For years, social media data has been marketed as a shortcut to trust. If an email appears tied to a public profile or happens to be used across various online platforms, it must be legitimate—right?
Fraudsters are counting on businesses to think so.
Fake Reputations, Real Risk
On the surface, comparing transaction data to social media-linked information might help answer simple questions, like “Has this email been seen before?” or “Does this identity appear to have history?”
But that’s exactly the trap. Because in fraud prevention, history without context can result in more harm than value if the user assumes or projects context. For example, assuming that the social media account an email is associated with is legitimate. Social media is easy to manipulate: fraudsters can spin up new email addresses, pair them with leaked personal info, and gradually manufacture a convincing identity by signing up for online accounts, subscribing to marketing emails, and engaging with low-friction services. Over time, those actions create digital footprints that data aggregators mistake for legitimacy.
In 2023 it was reported that Meta detected and deleted 27 billion fake Facebook accounts. It’s reasonable to assume a fraud fighter could mistake a fake account with a legitimate account, providing a false sense of confidence about the legitimacy of a transaction.
The problem is that these reputation scores don’t reveal how or why a signal appeared—they just confirm that it exists. And many risk tools relying on this data don’t distinguish between high-integrity and low-integrity sources. Worse, some vendors pull data through informal channels, creating massive gaps in quality, consistency, and compliance.
Why Sift Doesn’t Rely on Shaky Signals
Sift takes a fundamentally different approach to identity intelligence that isn’t built on third-party guesswork or publicly scraped data. Instead, our platform delivers context-based decisions with Identity Trust XD, fueled by a proprietary global data consortium processing over one trillion events each year. This scale gives Sift the power to observe how identities behave across the entire digital economy—not just whether they exist, but how they act, evolve, and signal intent over time.
This means we can answer these types of questions with confidence:
- Has this identity been seen behaving consistently across real businesses?
- Does this combination of PII, device, and behavior reflect trustworthy patterns—or signs of synthetic abuse?
- Is this a returning customer, or a returning fraudster in disguise?
By rooting analysis in first-party behavioral data, not scraped or stitched-together reputation scores, we’re able to provide clarity and accuracy where other systems offer overwhelming noise or too little insight.
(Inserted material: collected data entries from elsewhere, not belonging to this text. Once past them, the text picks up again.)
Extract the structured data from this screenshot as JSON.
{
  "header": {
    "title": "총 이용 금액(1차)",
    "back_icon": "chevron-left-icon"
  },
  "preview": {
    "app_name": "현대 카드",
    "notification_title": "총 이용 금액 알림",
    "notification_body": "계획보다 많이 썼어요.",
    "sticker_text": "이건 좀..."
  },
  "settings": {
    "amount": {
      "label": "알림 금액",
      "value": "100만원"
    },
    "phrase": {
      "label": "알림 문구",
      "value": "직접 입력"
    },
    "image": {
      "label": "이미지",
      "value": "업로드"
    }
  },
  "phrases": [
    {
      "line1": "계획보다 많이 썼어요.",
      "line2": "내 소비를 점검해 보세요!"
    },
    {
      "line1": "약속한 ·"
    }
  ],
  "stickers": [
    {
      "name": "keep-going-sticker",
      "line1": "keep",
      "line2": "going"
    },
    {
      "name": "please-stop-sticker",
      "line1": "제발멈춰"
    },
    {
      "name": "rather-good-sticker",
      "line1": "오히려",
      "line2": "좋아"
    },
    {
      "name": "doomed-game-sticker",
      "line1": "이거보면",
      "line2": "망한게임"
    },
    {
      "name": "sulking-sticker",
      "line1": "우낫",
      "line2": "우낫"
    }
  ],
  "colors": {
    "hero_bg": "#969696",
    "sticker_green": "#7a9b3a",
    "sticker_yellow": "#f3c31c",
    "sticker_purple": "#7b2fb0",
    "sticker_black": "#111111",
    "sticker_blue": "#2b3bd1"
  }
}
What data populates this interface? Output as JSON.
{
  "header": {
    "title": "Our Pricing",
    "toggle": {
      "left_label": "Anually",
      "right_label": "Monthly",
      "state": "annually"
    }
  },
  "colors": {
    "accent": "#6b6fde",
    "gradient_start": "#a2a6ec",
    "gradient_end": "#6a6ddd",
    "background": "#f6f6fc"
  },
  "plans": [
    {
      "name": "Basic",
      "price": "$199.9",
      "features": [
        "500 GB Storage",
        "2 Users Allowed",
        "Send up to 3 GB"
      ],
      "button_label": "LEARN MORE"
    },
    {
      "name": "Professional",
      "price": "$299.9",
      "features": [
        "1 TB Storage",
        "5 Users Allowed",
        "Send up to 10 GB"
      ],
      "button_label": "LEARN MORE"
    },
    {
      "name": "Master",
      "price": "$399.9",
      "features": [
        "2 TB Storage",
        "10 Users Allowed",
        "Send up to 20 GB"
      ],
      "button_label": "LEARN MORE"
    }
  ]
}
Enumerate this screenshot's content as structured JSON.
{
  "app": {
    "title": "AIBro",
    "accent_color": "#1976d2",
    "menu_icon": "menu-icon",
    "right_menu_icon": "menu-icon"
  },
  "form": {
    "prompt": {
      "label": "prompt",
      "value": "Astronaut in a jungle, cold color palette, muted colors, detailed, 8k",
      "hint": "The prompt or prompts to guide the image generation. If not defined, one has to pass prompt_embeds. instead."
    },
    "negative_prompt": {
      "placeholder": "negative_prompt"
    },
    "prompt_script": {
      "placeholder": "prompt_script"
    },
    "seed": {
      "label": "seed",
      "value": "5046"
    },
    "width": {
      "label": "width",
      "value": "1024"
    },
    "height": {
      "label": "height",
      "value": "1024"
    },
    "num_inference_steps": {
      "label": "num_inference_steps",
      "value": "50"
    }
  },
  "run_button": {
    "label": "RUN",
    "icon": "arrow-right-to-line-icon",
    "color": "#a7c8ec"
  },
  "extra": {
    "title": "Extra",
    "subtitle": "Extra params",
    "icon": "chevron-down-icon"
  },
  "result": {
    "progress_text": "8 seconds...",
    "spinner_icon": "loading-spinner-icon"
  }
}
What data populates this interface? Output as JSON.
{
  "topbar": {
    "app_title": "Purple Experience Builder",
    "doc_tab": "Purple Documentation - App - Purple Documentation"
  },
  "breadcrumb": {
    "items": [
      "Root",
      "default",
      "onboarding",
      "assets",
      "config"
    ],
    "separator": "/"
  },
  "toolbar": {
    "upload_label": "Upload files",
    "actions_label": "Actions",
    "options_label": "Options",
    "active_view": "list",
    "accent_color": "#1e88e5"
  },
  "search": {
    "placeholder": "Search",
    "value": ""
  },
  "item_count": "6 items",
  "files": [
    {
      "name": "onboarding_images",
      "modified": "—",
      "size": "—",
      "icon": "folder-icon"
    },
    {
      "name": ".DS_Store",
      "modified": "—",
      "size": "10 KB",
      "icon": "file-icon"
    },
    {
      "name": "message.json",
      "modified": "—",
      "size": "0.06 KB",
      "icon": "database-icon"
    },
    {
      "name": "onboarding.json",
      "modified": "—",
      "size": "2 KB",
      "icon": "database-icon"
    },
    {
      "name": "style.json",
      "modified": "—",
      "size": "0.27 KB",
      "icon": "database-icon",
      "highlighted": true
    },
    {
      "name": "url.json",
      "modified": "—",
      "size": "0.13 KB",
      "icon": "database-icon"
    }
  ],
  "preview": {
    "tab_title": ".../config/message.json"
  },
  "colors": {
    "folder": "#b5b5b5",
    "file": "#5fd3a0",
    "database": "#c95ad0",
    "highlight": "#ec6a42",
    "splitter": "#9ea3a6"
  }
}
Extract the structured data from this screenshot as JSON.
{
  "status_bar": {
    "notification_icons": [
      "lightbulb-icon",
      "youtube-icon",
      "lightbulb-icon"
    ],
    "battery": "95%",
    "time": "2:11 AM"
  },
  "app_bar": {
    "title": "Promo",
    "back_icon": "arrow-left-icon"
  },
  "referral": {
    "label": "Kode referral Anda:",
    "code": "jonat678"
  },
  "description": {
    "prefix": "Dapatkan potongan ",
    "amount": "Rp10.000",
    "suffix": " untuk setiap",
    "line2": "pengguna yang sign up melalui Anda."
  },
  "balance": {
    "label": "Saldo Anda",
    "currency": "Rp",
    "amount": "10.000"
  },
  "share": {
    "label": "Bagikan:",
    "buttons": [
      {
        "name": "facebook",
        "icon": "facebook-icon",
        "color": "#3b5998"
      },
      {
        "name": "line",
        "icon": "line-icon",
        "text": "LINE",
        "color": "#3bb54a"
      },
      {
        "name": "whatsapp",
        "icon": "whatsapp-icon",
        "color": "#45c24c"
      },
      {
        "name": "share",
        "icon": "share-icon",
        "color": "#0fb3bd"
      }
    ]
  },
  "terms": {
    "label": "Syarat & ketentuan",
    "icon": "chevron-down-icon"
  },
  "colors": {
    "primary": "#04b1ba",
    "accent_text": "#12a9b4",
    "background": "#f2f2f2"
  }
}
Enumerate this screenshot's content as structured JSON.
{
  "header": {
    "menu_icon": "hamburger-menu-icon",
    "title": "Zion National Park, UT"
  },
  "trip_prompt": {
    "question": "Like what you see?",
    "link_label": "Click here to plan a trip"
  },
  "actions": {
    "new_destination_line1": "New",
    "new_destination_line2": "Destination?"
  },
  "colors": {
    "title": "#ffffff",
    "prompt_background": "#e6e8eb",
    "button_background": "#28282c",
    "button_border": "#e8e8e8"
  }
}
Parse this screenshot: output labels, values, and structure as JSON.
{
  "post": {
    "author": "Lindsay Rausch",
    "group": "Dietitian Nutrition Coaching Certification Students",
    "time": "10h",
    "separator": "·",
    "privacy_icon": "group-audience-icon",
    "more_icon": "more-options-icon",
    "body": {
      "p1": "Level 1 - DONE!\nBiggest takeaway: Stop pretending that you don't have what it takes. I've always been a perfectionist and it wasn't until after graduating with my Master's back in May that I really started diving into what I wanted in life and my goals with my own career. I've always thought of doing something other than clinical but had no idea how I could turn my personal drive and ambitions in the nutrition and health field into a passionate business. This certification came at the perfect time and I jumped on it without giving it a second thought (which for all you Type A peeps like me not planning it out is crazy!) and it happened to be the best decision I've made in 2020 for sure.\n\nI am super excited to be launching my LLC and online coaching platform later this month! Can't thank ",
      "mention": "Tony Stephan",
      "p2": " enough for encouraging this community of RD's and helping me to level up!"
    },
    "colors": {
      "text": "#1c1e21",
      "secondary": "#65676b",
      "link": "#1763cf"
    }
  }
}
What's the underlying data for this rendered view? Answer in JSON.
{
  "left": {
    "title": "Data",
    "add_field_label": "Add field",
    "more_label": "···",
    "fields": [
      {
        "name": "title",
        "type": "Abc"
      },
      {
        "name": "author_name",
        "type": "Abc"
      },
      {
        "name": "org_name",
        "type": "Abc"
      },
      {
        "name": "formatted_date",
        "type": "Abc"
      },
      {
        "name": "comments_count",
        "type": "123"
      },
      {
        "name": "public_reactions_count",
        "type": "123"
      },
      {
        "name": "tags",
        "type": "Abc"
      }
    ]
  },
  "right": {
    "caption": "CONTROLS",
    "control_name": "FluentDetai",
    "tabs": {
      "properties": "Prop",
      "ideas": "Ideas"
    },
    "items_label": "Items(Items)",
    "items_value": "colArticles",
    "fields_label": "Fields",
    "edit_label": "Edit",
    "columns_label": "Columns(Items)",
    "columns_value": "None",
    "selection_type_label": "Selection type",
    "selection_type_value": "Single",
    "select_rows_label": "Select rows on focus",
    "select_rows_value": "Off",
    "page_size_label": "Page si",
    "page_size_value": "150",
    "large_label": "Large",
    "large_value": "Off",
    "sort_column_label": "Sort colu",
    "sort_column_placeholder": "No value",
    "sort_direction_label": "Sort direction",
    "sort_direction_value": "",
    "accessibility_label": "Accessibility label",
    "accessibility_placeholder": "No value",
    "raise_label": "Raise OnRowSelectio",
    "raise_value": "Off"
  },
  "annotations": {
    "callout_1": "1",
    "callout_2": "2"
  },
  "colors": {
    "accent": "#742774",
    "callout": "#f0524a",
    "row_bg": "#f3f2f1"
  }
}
Trust Built on Behavior, Not Appearances
It’s tempting to think of a user’s identity in the binary—yes it’s them, no it’s not—but fraud doesn’t operate that way. Risk hides in gray areas, exploits shortcuts, and evolves alongside the systems meant to stop it.
The future of digital risk management won’t be built on reputational patchwork. Instead, it will be defined by an approach that looks beyond basic associations—like an email or phone number linked to a customer—and focuses on whether those details are tied to authentic, trustworthy behavior. That’s why more businesses are turning to solutions that let them see past surface-level trust signals and reveal the full scope and complexity of the risk they’re facing.